Rowen is predictably also one of the woo promoters who rushed to the defense of anti-vaccine apologist Bob Sears when the latter got in trouble with the California medical board. That itself doesn’t necessarily entail that Rowen himself harbors antivaccine sympathies, but might rather just mean that he doesn’t like the fact that authorities hold MDs accountable for their actions toward patients – Rowen is, after all, affiliated with the American Association of Health Freedom, an organization mostly lobbying for the removal of oversight and accountability for doctors who wish to sell quackery and unproven treatments; apparently, Rowen is, according at least to himself, known as “The Father of Medical Freedom” for “pioneering the nation’s first statutory protection for alternative medicine in 1990.”
Then again, Rowen also appeared on at least one list of vaccine-skeptical doctors circulated among antivaccine groups (somewhat parallel to the Discovery Institute’s laughable petition A Scientific Dissent from Darwinism – petition signing is a gambit apparently loved by everyone who doesn’t know how science works). And Rowen has at least basically stated that death is better than autism, which is stupid and strictly speaking also irrelevant to vaccine discussions since vaccines don’t cause autism in the first place (Rowen, of course, being a dangerous moron, seems to think otherwise; he also thinks that vaccine-preventable diseases are nothing to worry about.)

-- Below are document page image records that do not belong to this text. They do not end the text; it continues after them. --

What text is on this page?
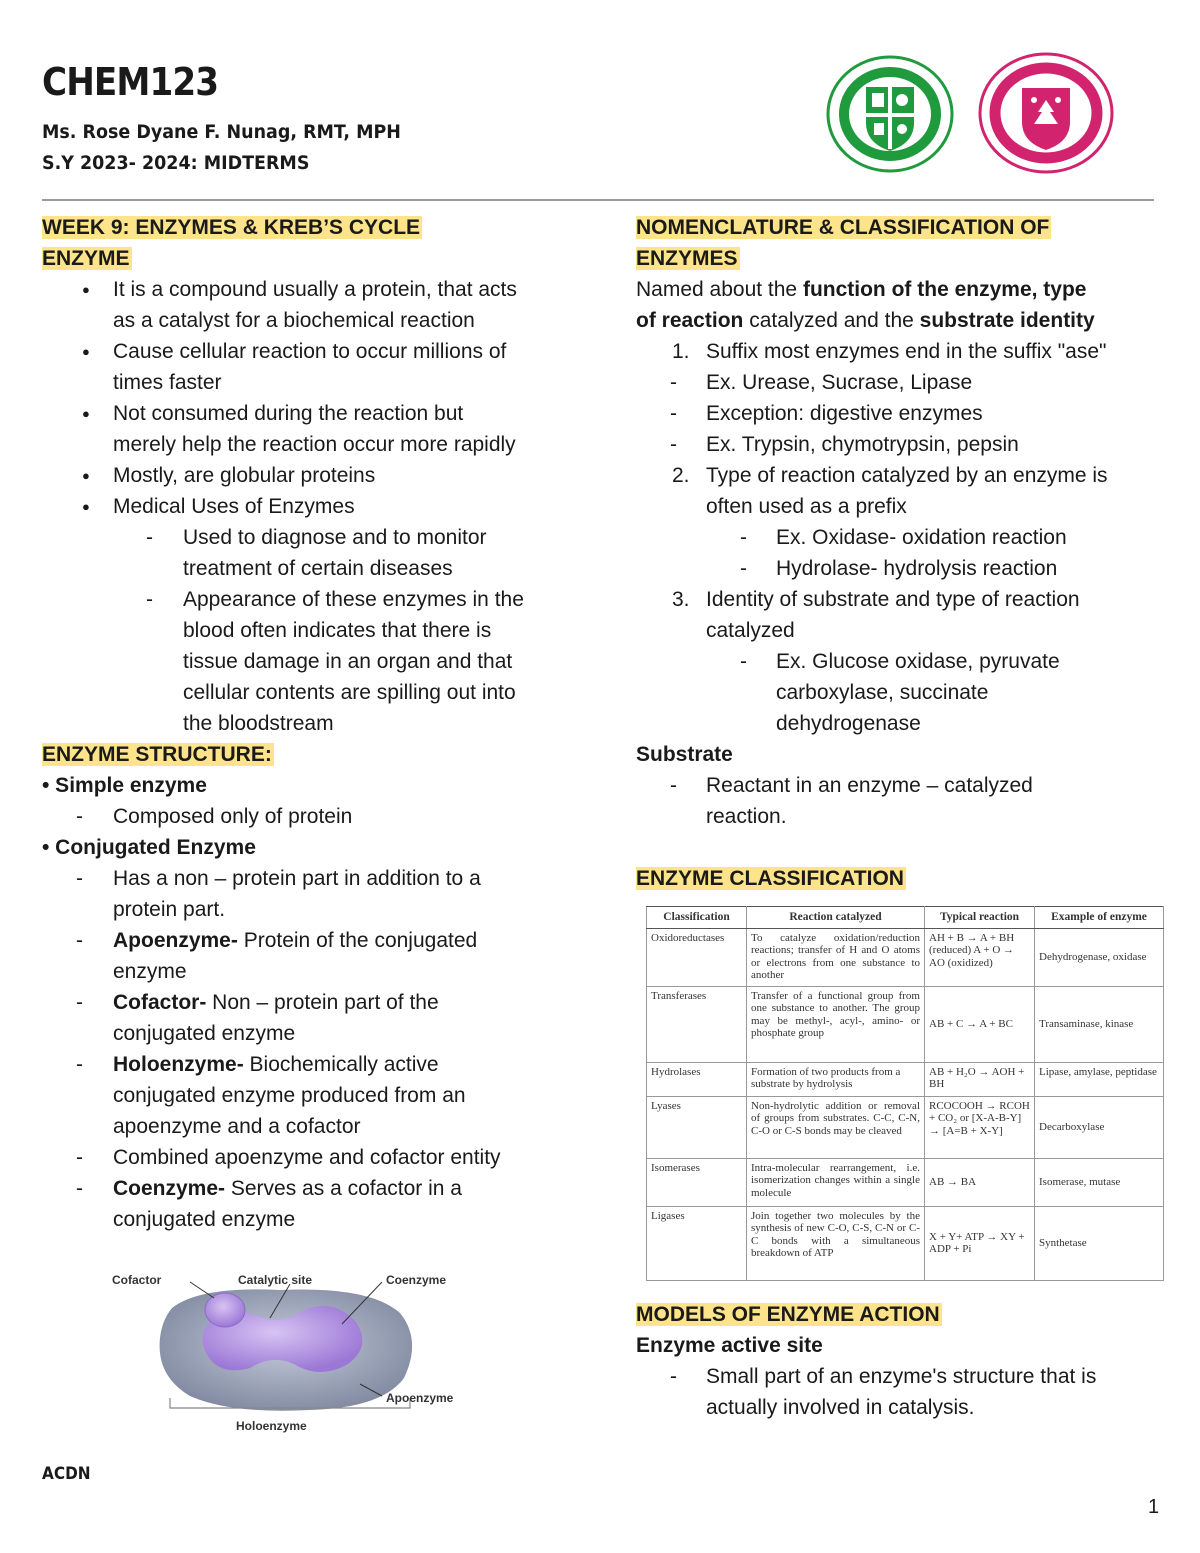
CHEM123
Ms. Rose Dyane F. Nunag, RMT, MPH
S.Y 2023- 2024: MIDTERMS
WEEK 9: ENZYMES & KREB’S CYCLE
ENZYME
● It is a compound usually a protein, that acts
as a catalyst for a biochemical reaction
● Cause cellular reaction to occur millions of
times faster
● Not consumed during the reaction but
merely help the reaction occur more rapidly
● Mostly, are globular proteins
● Medical Uses of Enzymes
- Used to diagnose and to monitor
treatment of certain diseases
- Appearance of these enzymes in the
blood often indicates that there is
tissue damage in an organ and that
cellular contents are spilling out into
the bloodstream
ENZYME STRUCTURE:
• Simple enzyme
- Composed only of protein
• Conjugated Enzyme
- Has a non – protein part in addition to a
protein part.
- Apoenzyme- Protein of the conjugated
enzyme
- Cofactor- Non – protein part of the
conjugated enzyme
- Holoenzyme- Biochemically active
conjugated enzyme produced from an
apoenzyme and a cofactor
- Combined apoenzyme and cofactor entity
- Coenzyme- Serves as a cofactor in a
conjugated enzyme
Cofactor	Catalytic site	Coenzyme
Apoenzyme
Holoenzyme
NOMENCLATURE & CLASSIFICATION OF
ENZYMES
Named about the function of the enzyme, type
of reaction catalyzed and the substrate identity
1. Suffix most enzymes end in the suffix "ase"
- Ex. Urease, Sucrase, Lipase
- Exception: digestive enzymes
- Ex. Trypsin, chymotrypsin, pepsin
2. Type of reaction catalyzed by an enzyme is
often used as a prefix
- Ex. Oxidase- oxidation reaction
- Hydrolase- hydrolysis reaction
3. Identity of substrate and type of reaction
catalyzed
- Ex. Glucose oxidase, pyruvate
carboxylase, succinate
dehydrogenase
Substrate
- Reactant in an enzyme – catalyzed
reaction.
ENZYME CLASSIFICATION
Classification	Reaction catalyzed	Typical reaction	Example of enzyme
Oxidoreductases	To catalyze oxidation/reduction reactions; transfer of H and O atoms or electrons from one substance to another	AH + B → A + BH (reduced) A + O → AO (oxidized)	Dehydrogenase, oxidase
Transferases	Transfer of a functional group from one substance to another. The group may be methyl-, acyl-, amino- or phosphate group	AB + C → A + BC	Transaminase, kinase
Hydrolases	Formation of two products from a substrate by hydrolysis	AB + H₂O → AOH + BH	Lipase, amylase, peptidase
Lyases	Non-hydrolytic addition or removal of groups from substrates. C-C, C-N, C-O or C-S bonds may be cleaved	RCOCOOH → RCOH + CO₂ or [X-A-B-Y] → [A=B + X-Y]	Decarboxylase
Isomerases	Intra-molecular rearrangement, i.e. isomerization changes within a single molecule	AB → BA	Isomerase, mutase
Ligases	Join together two molecules by the synthesis of new C-O, C-S, C-N or C-C bonds with a simultaneous breakdown of ATP	X + Y+ ATP → XY + ADP + Pi	Synthetase
MODELS OF ENZYME ACTION
Enzyme active site
- Small part of an enzyme's structure that is
actually involved in catalysis.
ACDN
1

The very much familiar development of most GMO debates (Hat-tip: ?) |
And just to demonstrate the powers of crank magnetism, Rowan has also contributed to anti-GMO conspiracy theories. In his article “Is GMO worse than nuclear radiation?” (remember Betteridge’s law of headlines; it appears that Rowen’s answer is that GMOs are worse since radioactive substances have a half-life whereas GMOs are forever, which doesn’t exactly suggest a deep understanding of radioactivity, or GMOs), Rowen argues – notice the complete lack of facts and evidence – by FUD that the US is in a conspiracy to empower Monsanto (the whyis left open, but apparently the claim sounds truthy to his intended audiences) and persecute free-thinking scientists, but is mostly a promotion of unhinged conspiracy screeds and books by Jeffery Smith, a former yogic flying instructor, who certainly has no scientific credentials or relevant scientific background whatsoever.
Diagnosis: The embodiment of post-truth activism, really. Little or nothing of what Rowen says is true, and none of the quackery he promotes will do anyone any good. But we’re less sure it is accurate to call him a “liar”; Rowen simply doesn’t seem to care. It’s been common to distinguish those who act against better knowledge when promoting the kinds of therapies Rowen promotes, on the one hand, and deluded true believers, on the other, but people like Rowen really force one to question how meaningful this distinction actually is.